Is there already functionality that can be used to validate the metadata.json
file? Is there a JSON Schema that defines it? Or a validation that's available via datasette with Python? We're working on automatically building the metadata in CI and when we deploy to cloud run, and it would be nice to be able to check whether the the metadata we're outputting is valid in our tests.
Interesting example of why this would be valuable here:
This YAML file:
title: Some title
description_html: |-
<p>This is an experiment.</p>
databases:
off:
tables:
products_from_owners:
title: products_from_owners*
Was loaded as equivalent to this JSON:
{
"title": "Some title",
"description_html": "<p>This is an experiment.</p>",
"databases": {
"false": {
"tables": {
"products_from_owners": {
"title": "products_from_owners*"
}
}
}
}
}
Validation that caught this would have been useful.
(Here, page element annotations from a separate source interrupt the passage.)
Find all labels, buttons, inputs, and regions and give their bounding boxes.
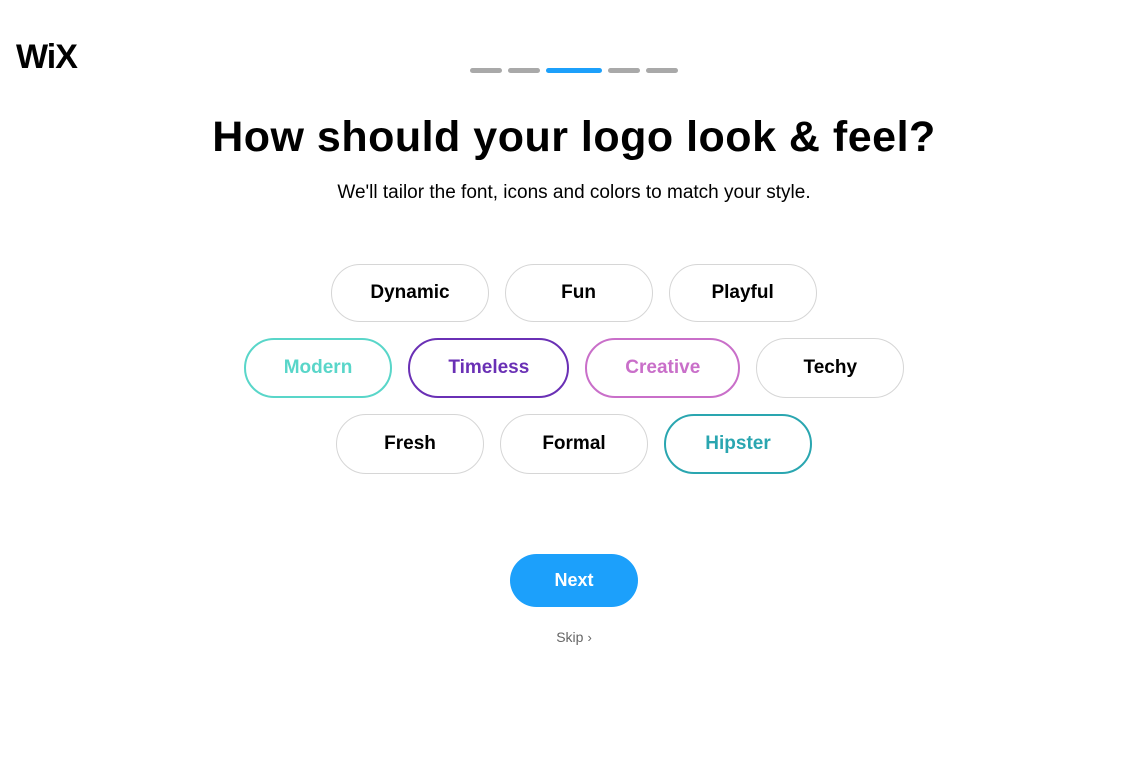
next-button[interactable]: Next <box>510 554 637 607</box>
chip-fun[interactable]: Fun <box>505 264 653 322</box>
chip-row-1: Dynamic Fun Playful <box>331 264 816 322</box>
progress-step-3 <box>546 68 602 73</box>
skip-label: Skip <box>556 629 583 645</box>
chip-techy[interactable]: Techy <box>756 338 904 398</box>
page-title: How should your logo look & feel? <box>0 113 1148 162</box>
chip-row-3: Fresh Formal Hipster <box>336 414 812 474</box>
chip-timeless[interactable]: Timeless <box>408 338 569 398</box>
style-chips-container: Dynamic Fun Playful Modern Timeless Crea… <box>0 264 1148 474</box>
page-subtitle: We'll tailor the font, icons and colors … <box>0 182 1148 204</box>
chip-playful[interactable]: Playful <box>669 264 817 322</box>
progress-bar <box>0 0 1148 73</box>
chip-fresh[interactable]: Fresh <box>336 414 484 474</box>
chip-modern[interactable]: Modern <box>244 338 393 398</box>
chip-formal[interactable]: Formal <box>500 414 648 474</box>
wix-logo: WiX <box>16 38 77 77</box>
progress-step-4 <box>608 68 640 73</box>
chip-dynamic[interactable]: Dynamic <box>331 264 488 322</box>
progress-step-1 <box>470 68 502 73</box>
chevron-right-icon: › <box>587 630 591 645</box>
chip-creative[interactable]: Creative <box>585 338 740 398</box>
progress-step-2 <box>508 68 540 73</box>
progress-step-5 <box>646 68 678 73</box>
chip-row-2: Modern Timeless Creative Techy <box>244 338 905 398</box>
skip-link[interactable]: Skip › <box>0 629 1148 645</box>
chip-hipster[interactable]: Hipster <box>664 414 812 474</box>
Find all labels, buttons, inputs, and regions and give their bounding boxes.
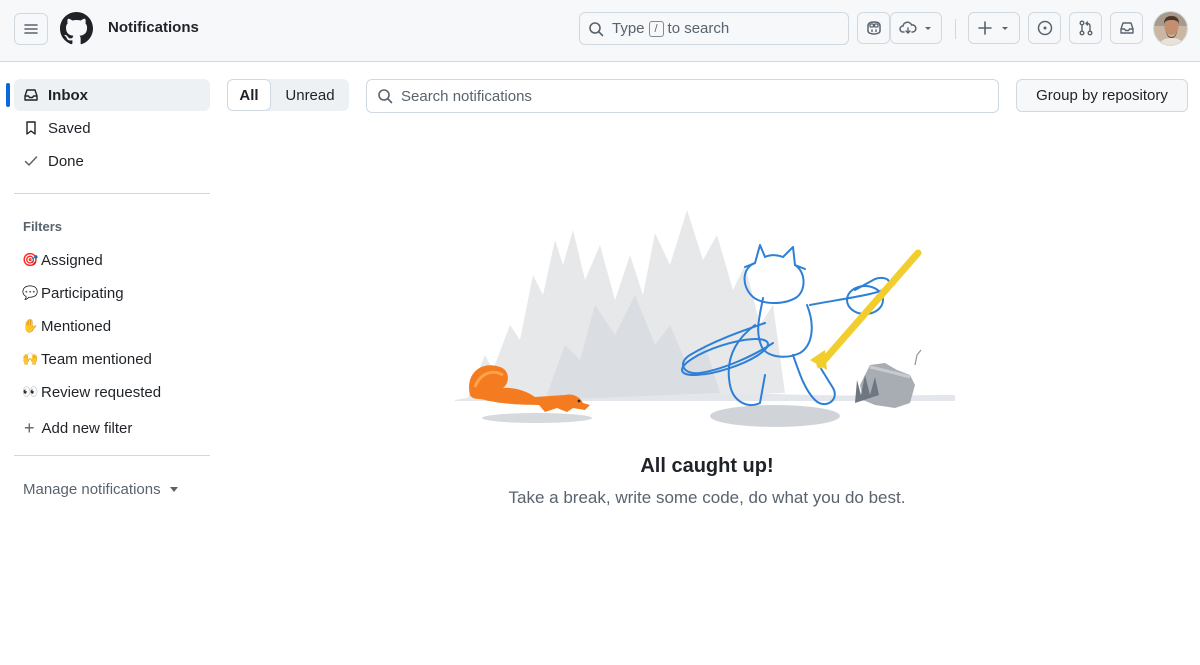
create-new-button[interactable] (968, 12, 1020, 44)
inbox-icon (23, 87, 39, 103)
menu-button[interactable] (14, 13, 48, 45)
filter-participating[interactable]: 💬 Participating (14, 278, 210, 308)
inbox-button[interactable] (1110, 12, 1143, 44)
add-filter-label: Add new filter (41, 419, 133, 437)
speech-balloon-icon: 💬 (22, 285, 39, 300)
inbox-icon (1119, 22, 1134, 34)
manage-notifications-button[interactable]: Manage notifications (23, 481, 178, 498)
filter-team-mentioned[interactable]: 🙌 Team mentioned (14, 344, 210, 374)
global-search-button[interactable]: Type / to search (579, 12, 849, 45)
app-header: Notifications Type / to search (0, 0, 1200, 62)
filter-label: Team mentioned (41, 350, 152, 368)
empty-state-subtitle: Take a break, write some code, do what y… (508, 488, 906, 507)
copilot-button[interactable] (857, 12, 890, 44)
manage-notifications-label: Manage notifications (23, 481, 161, 498)
filter-label: Assigned (41, 251, 103, 269)
tab-all[interactable]: All (227, 79, 271, 111)
search-placeholder: Type / to search (612, 20, 729, 37)
copilot-menu-button[interactable] (890, 12, 942, 44)
filter-mentioned[interactable]: ✋ Mentioned (14, 311, 210, 341)
copilot-icon (866, 21, 881, 35)
chevron-down-icon (1001, 27, 1008, 30)
search-icon (378, 89, 393, 104)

I'm inclined to consider Pydantic for this, since it is widely used now and can generate really good error messages.
@zschira is working with Pydantic while converting between and validating JSON frictionless datapackage descriptors that annotate an SQLite DB (extracted from FERC's XBRL data) and the Datasette YAML metadata so we can publish them with Datasette. Maybe there's some overlap? We've been loving Pydantic.
Did some related research work in this issue:
Another example of confusion from this today: https://discord.com/channels/823971286308356157/823971286941302908/1121042411238457374
It's easy to misspell the name of a database or table and then be puzzled when the metadata settings silently fail.
To avoid this, let's sanity check the provided metadata.json on startup and quit with a useful error message if we find any obvious mistakes.